Affleck has said in interviews that Michael Jordan had only one stipulation in the making of “Air”: that Viola Davis would play Deloris. Affleck granted that request, and when Davis enters the proceedings, the weather changes. Up until her appearance, Damon, Bateman, Tucker and Affleck – who as Knight drives an absurd purple Porsche, wears goofy running get-ups and spouts corny New Age aphorisms – keep the balloon afloat with pacey jocularity and a slick, fast-moving business story. Once Sonny goes to North Carolina to meet Deloris and James Jordan (the latter is played by Davis’s real-life husband, Julius Tennon), “Air” transforms from a worthy if conventional underdog tale to the chronicle of a seismic cultural shift.
“Air” is that rare sports movie that is virtually guaranteed to appeal to both hardcore NBA fans and people who don’t know a three-point line from a field goal (thanks, Wikipedia!). The key, of course, is the human factor, here channeled through consistently relaxed, irresistibly likable performances, especially from Damon at his most relatably chunky, Davis at her most serenely commanding, Bateman (alternately quippy and disarmingly sincere) and Affleck, who between this and 2021’s “The Last Duel” might deserve an honorary acting Oscar for being willing to make himself look utterly ridiculous for the greater good.
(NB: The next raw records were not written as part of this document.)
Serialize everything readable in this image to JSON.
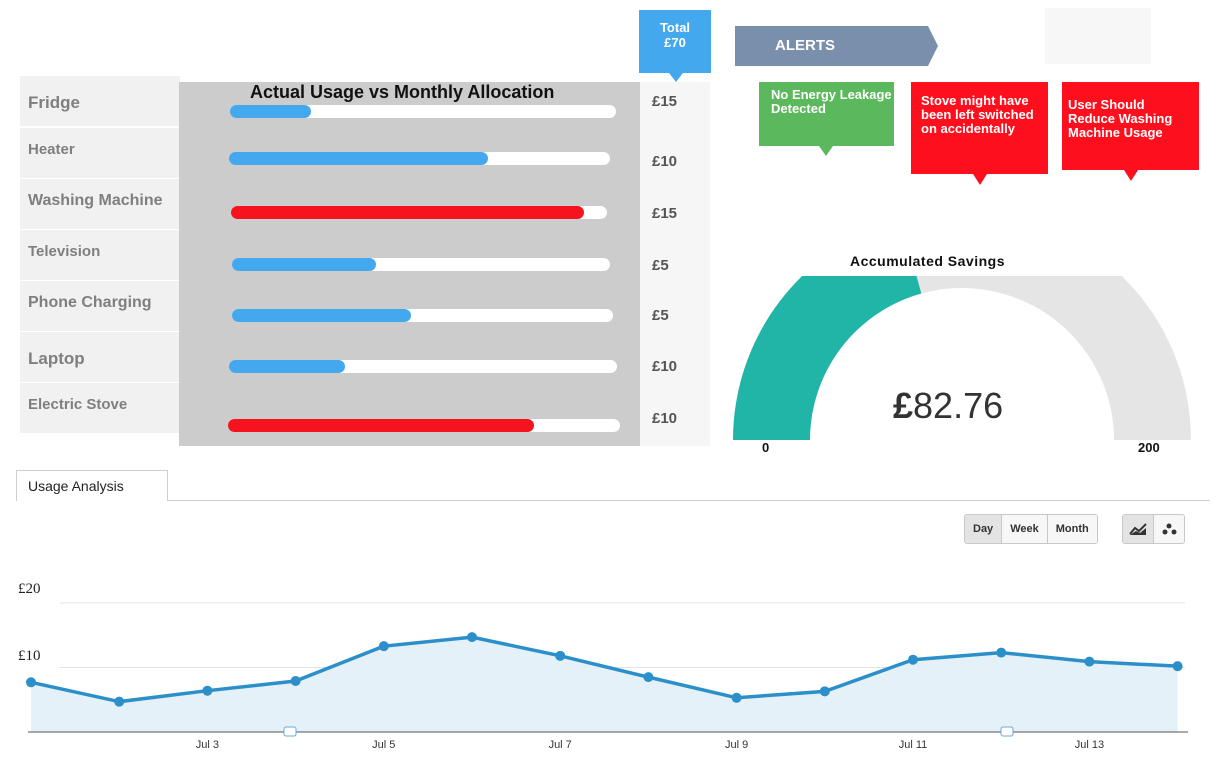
{
  "allocation_panel": {
    "title": "Actual Usage vs Monthly Allocation",
    "items": [
      {
        "label": "Fridge",
        "cost": "£15",
        "usage_fraction": 0.21,
        "status": "normal"
      },
      {
        "label": "Heater",
        "cost": "£10",
        "usage_fraction": 0.68,
        "status": "normal"
      },
      {
        "label": "Washing Machine",
        "cost": "£15",
        "usage_fraction": 0.94,
        "status": "over"
      },
      {
        "label": "Television",
        "cost": "£5",
        "usage_fraction": 0.38,
        "status": "normal"
      },
      {
        "label": "Phone Charging",
        "cost": "£5",
        "usage_fraction": 0.47,
        "status": "normal"
      },
      {
        "label": "Laptop",
        "cost": "£10",
        "usage_fraction": 0.3,
        "status": "normal"
      },
      {
        "label": "Electric Stove",
        "cost": "£10",
        "usage_fraction": 0.78,
        "status": "over"
      }
    ]
  },
  "total": {
    "label": "Total",
    "value": "£70"
  },
  "alerts": {
    "title": "ALERTS",
    "items": [
      {
        "text": "No Energy Leakage Detected",
        "type": "ok"
      },
      {
        "text": "Stove might have been left switched on accidentally",
        "type": "warning"
      },
      {
        "text": "User Should Reduce Washing Machine Usage",
        "type": "warning"
      }
    ]
  },
  "savings": {
    "title": "Accumulated Savings",
    "currency": "£",
    "value": "82.76",
    "min": "0",
    "max": "200",
    "amount": 82.76
  },
  "analysis": {
    "tab_label": "Usage Analysis",
    "range_buttons": [
      "Day",
      "Week",
      "Month"
    ],
    "active_range": "Day",
    "chart_types": [
      "line-chart-icon",
      "scatter-chart-icon"
    ]
  },
  "colors": {
    "bar_normal": "#44a8ee",
    "bar_over": "#f5131d",
    "alert_ok": "#5cb85c",
    "alert_warning": "#fe0f1e",
    "gauge_fill": "#20b5a6",
    "gauge_track": "#e5e5e5",
    "line": "#2b8fc9",
    "area": "#e4f1f9"
  },
  "chart_data": {
    "type": "area",
    "x": [
      "Jul 1",
      "Jul 2",
      "Jul 3",
      "Jul 4",
      "Jul 5",
      "Jul 6",
      "Jul 7",
      "Jul 8",
      "Jul 9",
      "Jul 10",
      "Jul 11",
      "Jul 12",
      "Jul 13",
      "Jul 14"
    ],
    "x_tick_labels": [
      "Jul 3",
      "Jul 5",
      "Jul 7",
      "Jul 9",
      "Jul 11",
      "Jul 13"
    ],
    "series": [
      {
        "values": [
          7.7,
          4.7,
          6.4,
          7.9,
          13.3,
          14.7,
          11.8,
          8.5,
          5.3,
          6.3,
          11.2,
          12.3,
          10.9,
          10.2
        ]
      }
    ],
    "y_ticks": [
      "£10",
      "£20"
    ],
    "ylim": [
      0,
      22
    ],
    "grid": true
  }
}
As a director, he’s also willing to indulge the audience’s craving for pleasure, whether by way of “Air’s” thoroughly rewarding plot or delicious period-piece touches, which include an ’80s-tastic soundtrack and the re-creation of Nike’s Beaverton, Oregon, headquarters, where smoking corners and sundae bars are the order of the long-bygone day. (He also wisely shoots the actor playing Jordan only from behind, avoiding inevitable and distracting comparisons.)
Spouting his own aphorism, at one point Sonny reminds his colleagues that “you’re remembered for the rules you break.” Affleck doesn’t break rules with “Air” as much as restore them, obeying principles that have seemed mortally endangered in recent years – about sound structure, recognizably human characters, satisfying catharsis, authentic but not overreaching depth. The modest but gratifying gifts of “Air” lie in its seeming effortlessness, reassuring viewers that a good movie can still be a good story, well told. It’s a movie that shoots and scores. And, miraculously, it turns out that’s still enough.